Adds a test for it as well, ensuring that root can both attach to a pre-existing
jail with a completely disjoint cpuset and that it can widen its cpuset back and
only the overlap is retained post-attach.

kevans retitled this revision from jail: add a privilege for taking a jail's cpuset to jail: allow root to implicitly widen it's cpuset to attach.Feb 27 2021, 4:41 AM
kevans edited the summary of this revision. (Show Details)
kevans retitled this revision from jail: allow root to implicitly widen it's cpuset to attach to jail: allow root to implicitly widen its cpuset to attach.Feb 27 2021, 5:18 AM
This revision is now accepted and ready to land.Feb 27 2021, 5:45 AM

I got the reproducer working on another machine, and discovered that this is in-fact still insufficient. What's happening is that it's actually tripping in cpuset_modify()/cpuset_testupdate() -- jail(8) spawns off processes inside that adopt the caller's mask, so we have a child that attached with our limited set.

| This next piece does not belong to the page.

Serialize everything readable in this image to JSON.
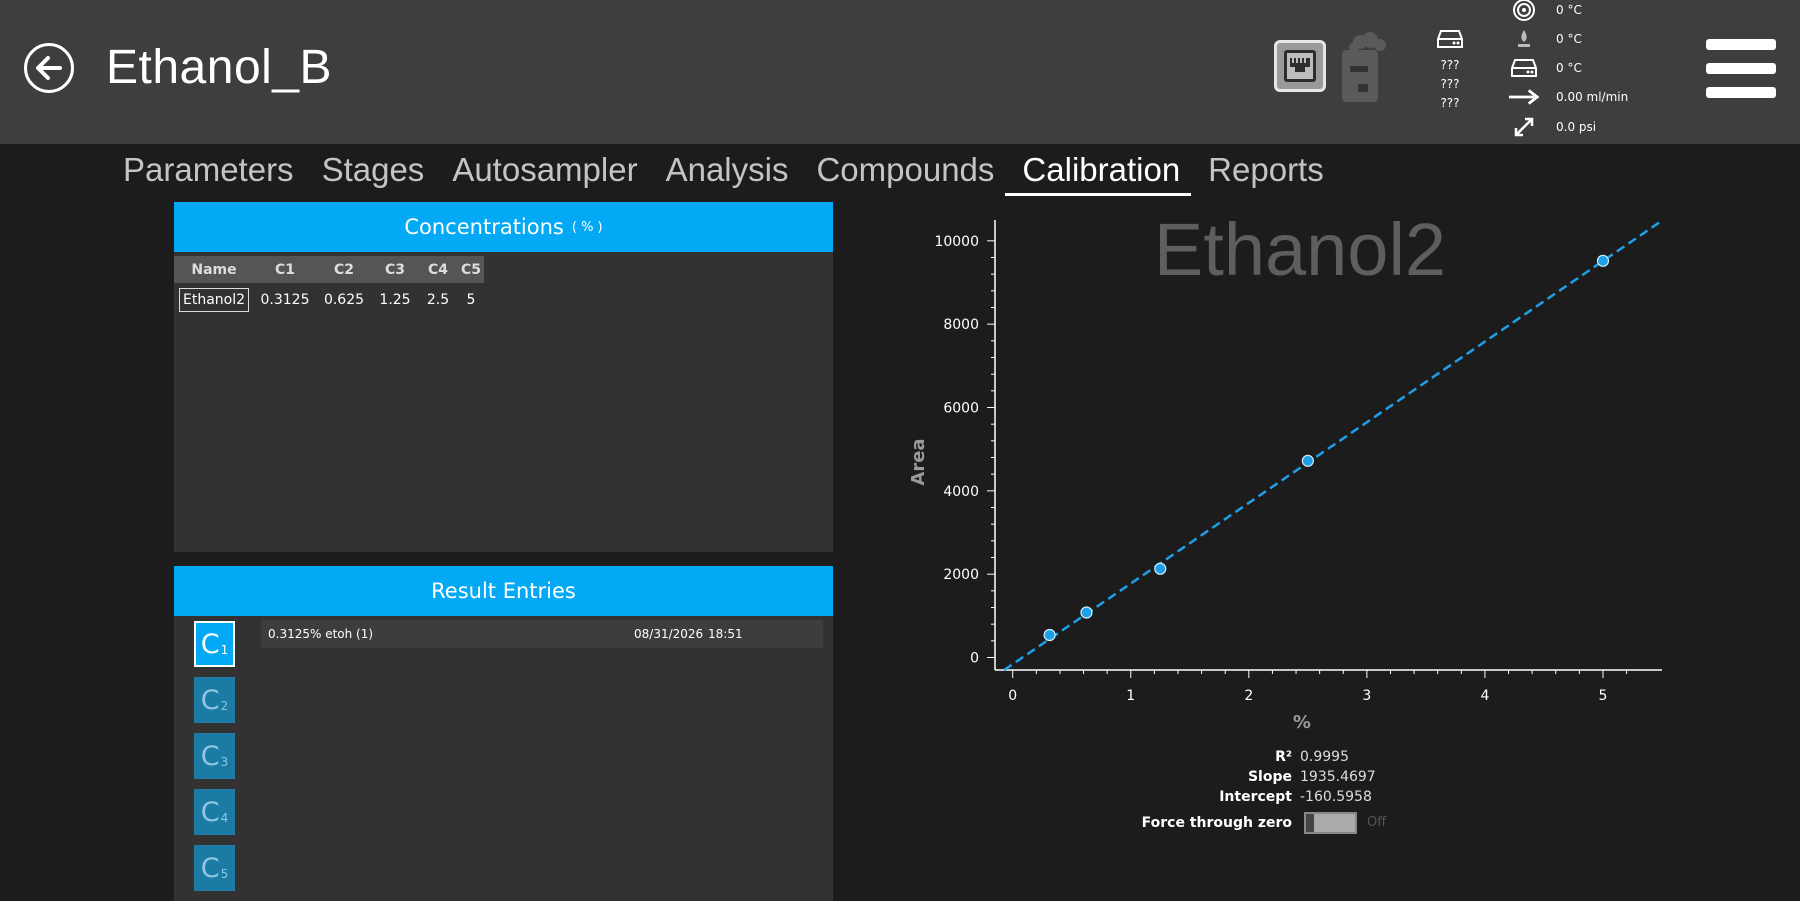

This is still a necessary change, it's just not the only one we need; I suspect both jail(8) and jexec(8) should try to switch to their root's id before running commands in a jail, so that administratively spawned stuff ends up with the jail's full mask.

(edit) e.g., https://people.freebsd.org/~kevans//jail-cpuset.diff which accomplishes this for jail(8) on start/stop.

I suspect both jail(8) and jexec(8) should try to switch to their root's id before running commands in a jail, so that administratively spawned stuff ends up with the jail's full mask.

(edit) e.g., https://people.freebsd.org/~kevans//jail-cpuset.diff which accomplishes this for jail(8) on start/stop.

That snippet may go better in jail(8)'s command.c, just before the jail_attach(2), since there's only the one place where all in-jail commands are run. Or perhaps after the jail_attach(2). I don't suppose it makes much difference, but that just limits it to the in-jail part of the creation.

This is still a necessary change, it's just not the only one we need; I suspect both jail(8) and jexec(8) should try to switch to their root's id before running commands in a jail, so that administratively spawned stuff ends up with the jail's full mask.

Makes sense for jail(8), but I'm not sure about jexec(8). Sure it's administrative, but it's so general-use that I wouldn't say you always want the jail's main set. Perhaps it could be an option there, or perhaps just let users run their own cpuset wrapper if they care about it.

But for jail(8), creating a jail without regard to the current "temporary" cpuset restrictions definitely seems the expected behavior.

This is still a necessary change, it's just not the only one we need; I suspect both jail(8) and jexec(8) should try to switch to their root's id before running commands in a jail, so that administratively spawned stuff ends up with the jail's full mask.

Makes sense for jail(8), but I'm not sure about jexec(8). Sure it's administrative, but it's so general-use that I wouldn't say you always want the jail's main set. Perhaps it could be an option there, or perhaps just let users run their own cpuset wrapper if they care about it.

Yeah, in hindsight jexec(8) should definitely be exempt from that -- it's mainly that you want daemons (or, more accurately, exec.start) to be run with the jail's cpuset.

Another idea I tossed back and forth is whether jail_set(2) should just accept a cpu mask for its root cpuset anyways, so we have a built-in way to set the jail's cpuset upon creation. If we weren't fighting exec.start (as we are in the report), then we're potentially racing other processes attaching to the jail and we have a clean way of just avoiding it entirely.